Charter Schools Across the Nation Do About the Same as Public Schools: Some Do Well, Others Poorly
There is an irony: The idea of charter schools began in 1988 with Shanker. He had a vision of a system in which small groups of teachers and parents would submit research-based proposals outlining new ways to educate kids.
As Shanker envisioned it, charter schools would become laboratories for innovation, a place to test new ideas that, if successful, would be adopted in public schools.
The reality hasn’t lived up to his hopes. Charter schools, some run by not-for-profits, others by for-profits, offer educational programs that are closely geared to the standardized tests. Few offer anything innovative, and most require parent involvement as a prerequisite for acceptance. A small number are unionized, and the unionized schools are quite successful. The Green Dot Charter Schools in Los Angeles is one success story.
But why the emphasis on charter schools? Teachers are suspicious. Again, for good reason.

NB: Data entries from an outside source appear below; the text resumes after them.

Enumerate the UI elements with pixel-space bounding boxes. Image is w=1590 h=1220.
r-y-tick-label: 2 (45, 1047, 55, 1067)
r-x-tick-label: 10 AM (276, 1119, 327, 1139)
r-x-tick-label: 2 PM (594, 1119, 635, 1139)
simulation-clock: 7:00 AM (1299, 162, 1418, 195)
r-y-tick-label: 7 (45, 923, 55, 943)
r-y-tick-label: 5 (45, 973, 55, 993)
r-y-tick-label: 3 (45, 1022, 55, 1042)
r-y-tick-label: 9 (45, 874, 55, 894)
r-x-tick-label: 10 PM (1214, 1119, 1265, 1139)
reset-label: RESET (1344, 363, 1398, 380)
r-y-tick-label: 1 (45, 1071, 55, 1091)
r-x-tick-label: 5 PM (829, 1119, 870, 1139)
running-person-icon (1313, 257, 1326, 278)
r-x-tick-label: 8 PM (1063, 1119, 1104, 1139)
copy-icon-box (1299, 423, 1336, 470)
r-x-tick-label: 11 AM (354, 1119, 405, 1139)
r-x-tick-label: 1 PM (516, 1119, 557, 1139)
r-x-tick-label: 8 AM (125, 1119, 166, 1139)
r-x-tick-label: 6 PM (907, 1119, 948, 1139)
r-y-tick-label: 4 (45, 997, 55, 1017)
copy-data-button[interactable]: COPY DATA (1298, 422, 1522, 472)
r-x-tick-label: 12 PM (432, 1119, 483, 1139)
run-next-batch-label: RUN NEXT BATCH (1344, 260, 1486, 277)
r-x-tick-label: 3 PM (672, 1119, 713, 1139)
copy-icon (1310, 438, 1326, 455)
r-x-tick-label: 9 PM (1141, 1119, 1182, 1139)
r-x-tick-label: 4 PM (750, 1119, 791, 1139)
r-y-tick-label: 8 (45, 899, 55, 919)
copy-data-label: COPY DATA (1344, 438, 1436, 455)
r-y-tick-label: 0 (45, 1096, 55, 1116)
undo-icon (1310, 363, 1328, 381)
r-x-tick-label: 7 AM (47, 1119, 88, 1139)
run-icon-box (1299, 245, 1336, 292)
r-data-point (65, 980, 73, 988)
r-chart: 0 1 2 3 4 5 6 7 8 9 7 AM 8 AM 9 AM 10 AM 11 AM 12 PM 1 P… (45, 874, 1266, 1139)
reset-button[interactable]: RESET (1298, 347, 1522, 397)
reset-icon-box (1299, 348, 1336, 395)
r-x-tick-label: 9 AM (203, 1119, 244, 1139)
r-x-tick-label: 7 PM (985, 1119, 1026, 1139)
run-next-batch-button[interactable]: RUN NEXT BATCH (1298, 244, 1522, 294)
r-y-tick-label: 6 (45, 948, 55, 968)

Merit-Pay Plans — Pay for Performance — Have Simply Not Worked
The drumbeat from the critics of unions is that teachers should be paid according to the performance of their students as measured by a standardized exam. (As they stand now, teacher pay scales are incremental; you receive annual raises and additional raises for additional graduate degrees.) Teachers’ unions object to individual pay for performance, asking, where has it been tried and it worked? The most recent study, at the National Center on Performance Incentives at Vanderbilt University’s Peabody College of Education, concludes that pay for performance is not “the magic bullet that so often the policy world is looking for.”

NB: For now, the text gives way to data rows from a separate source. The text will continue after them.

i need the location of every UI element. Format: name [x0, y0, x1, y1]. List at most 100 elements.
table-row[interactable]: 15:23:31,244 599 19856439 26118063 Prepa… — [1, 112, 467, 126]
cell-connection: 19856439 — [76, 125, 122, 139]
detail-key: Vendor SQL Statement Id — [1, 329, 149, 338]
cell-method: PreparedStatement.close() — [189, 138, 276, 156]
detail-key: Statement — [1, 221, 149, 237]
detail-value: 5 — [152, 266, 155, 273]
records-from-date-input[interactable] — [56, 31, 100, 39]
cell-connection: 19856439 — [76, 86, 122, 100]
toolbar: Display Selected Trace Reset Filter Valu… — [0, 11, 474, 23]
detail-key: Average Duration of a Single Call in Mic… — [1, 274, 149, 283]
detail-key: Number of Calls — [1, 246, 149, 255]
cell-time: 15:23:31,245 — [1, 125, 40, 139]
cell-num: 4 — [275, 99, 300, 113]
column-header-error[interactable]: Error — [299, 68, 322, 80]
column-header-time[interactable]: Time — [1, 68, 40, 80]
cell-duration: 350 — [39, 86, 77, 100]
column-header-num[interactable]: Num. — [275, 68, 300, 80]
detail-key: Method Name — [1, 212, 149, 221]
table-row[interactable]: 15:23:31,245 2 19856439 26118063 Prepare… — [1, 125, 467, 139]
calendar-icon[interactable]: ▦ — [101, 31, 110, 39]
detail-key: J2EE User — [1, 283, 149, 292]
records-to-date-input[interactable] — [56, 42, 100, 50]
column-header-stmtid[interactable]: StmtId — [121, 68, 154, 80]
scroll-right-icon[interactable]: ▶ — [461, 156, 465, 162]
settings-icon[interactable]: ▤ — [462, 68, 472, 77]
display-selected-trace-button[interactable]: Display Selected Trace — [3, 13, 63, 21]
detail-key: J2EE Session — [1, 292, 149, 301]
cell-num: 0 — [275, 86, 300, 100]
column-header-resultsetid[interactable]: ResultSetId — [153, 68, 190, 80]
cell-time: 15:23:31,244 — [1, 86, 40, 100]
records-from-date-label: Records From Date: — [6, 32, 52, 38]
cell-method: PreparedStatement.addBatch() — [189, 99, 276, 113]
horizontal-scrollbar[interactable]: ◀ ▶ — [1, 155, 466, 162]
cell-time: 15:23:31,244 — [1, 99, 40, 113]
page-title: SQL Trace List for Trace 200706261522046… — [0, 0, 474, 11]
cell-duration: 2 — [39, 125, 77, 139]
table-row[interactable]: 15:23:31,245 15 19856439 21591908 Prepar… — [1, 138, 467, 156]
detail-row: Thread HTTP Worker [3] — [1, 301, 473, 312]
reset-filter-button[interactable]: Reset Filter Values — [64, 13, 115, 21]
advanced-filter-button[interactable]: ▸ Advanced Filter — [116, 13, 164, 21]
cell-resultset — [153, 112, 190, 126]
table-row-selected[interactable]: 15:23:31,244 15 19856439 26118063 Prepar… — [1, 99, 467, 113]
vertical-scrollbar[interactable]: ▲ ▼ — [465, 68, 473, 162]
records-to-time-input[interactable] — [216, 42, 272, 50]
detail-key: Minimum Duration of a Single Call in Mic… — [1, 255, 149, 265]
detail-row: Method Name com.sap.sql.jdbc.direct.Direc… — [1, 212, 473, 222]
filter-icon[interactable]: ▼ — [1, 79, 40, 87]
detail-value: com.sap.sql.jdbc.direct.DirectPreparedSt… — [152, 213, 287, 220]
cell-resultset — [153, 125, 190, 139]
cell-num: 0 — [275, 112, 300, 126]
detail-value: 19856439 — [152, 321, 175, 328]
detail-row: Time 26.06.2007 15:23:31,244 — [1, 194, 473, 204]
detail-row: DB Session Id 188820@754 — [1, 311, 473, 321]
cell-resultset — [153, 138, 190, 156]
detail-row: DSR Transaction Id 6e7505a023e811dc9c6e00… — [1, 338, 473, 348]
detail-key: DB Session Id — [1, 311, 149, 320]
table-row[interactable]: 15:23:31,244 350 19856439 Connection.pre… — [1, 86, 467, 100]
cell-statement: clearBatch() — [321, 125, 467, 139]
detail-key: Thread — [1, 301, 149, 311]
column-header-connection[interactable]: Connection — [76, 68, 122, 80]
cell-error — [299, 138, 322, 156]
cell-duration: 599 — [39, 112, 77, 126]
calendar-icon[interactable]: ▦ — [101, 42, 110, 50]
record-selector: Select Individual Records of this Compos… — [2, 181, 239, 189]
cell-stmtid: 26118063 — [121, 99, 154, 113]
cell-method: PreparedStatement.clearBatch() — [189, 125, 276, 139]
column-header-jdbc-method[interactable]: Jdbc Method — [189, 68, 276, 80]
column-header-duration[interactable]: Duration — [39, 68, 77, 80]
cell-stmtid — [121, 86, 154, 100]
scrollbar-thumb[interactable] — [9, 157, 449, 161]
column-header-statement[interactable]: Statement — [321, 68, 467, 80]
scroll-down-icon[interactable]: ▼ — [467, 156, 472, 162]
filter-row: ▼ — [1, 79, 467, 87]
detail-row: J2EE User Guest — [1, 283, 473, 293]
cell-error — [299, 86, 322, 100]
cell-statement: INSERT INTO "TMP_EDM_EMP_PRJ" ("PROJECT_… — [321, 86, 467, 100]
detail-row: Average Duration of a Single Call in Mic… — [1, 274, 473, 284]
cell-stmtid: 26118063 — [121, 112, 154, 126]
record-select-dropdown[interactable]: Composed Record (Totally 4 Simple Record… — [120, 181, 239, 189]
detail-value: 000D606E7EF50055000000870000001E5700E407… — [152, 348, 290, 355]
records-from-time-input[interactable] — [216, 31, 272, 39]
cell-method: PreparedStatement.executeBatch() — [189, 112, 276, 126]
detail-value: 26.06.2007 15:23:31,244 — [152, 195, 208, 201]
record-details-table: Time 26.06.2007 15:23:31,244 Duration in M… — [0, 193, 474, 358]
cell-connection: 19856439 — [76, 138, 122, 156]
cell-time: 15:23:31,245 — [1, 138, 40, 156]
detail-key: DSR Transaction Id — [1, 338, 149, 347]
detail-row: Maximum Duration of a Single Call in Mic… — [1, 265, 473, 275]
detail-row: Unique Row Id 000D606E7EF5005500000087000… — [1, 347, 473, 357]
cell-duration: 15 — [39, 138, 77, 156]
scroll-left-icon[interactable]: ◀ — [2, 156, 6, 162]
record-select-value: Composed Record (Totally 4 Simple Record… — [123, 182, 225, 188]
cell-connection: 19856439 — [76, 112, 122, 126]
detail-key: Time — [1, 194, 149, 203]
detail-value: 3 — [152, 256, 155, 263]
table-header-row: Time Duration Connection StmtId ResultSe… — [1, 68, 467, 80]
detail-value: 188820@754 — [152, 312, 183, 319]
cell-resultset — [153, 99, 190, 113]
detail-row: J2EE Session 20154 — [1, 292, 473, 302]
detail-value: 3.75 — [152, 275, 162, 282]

The study’s conclusion: “It doesn’t work.” Are unions wrong to oppose unproven ideas?
In many school districts, including New York City, unions have negotiated plans that give schools, not individual teachers, bonuses for meeting achievement targets; the bonuses are distributed collaboratively by the staff.
Tenure Means Due Process, Not a “Job for Life”
Why do unions defend “bad teachers”? Why do lawyers defend “bad” defendants?
In most states, teachers serve a three-year probationary period, during which time they can discharged “at will.” After that time period, they obtain “tenure,” which hardly guarantees the teacher a cushy job for life. Tenure does, however, guarantee the teacher a due-process hearing regarding disciplinary charges or issues of incompetence. In some instances, this has caused problems. In New York City, teachers accused of malfeasance sat for months, sometimes years, because management chose not to expedite the cases for political reasons. After years of dispute, the law now requires all cases to begin within 60 days and to be concluded within six months.
Unions, under the law, have a duty of fair representation. Members pay dues, unions represent them — and an impartial party determines innocence or guilt. “Jobs for life” is nonsense.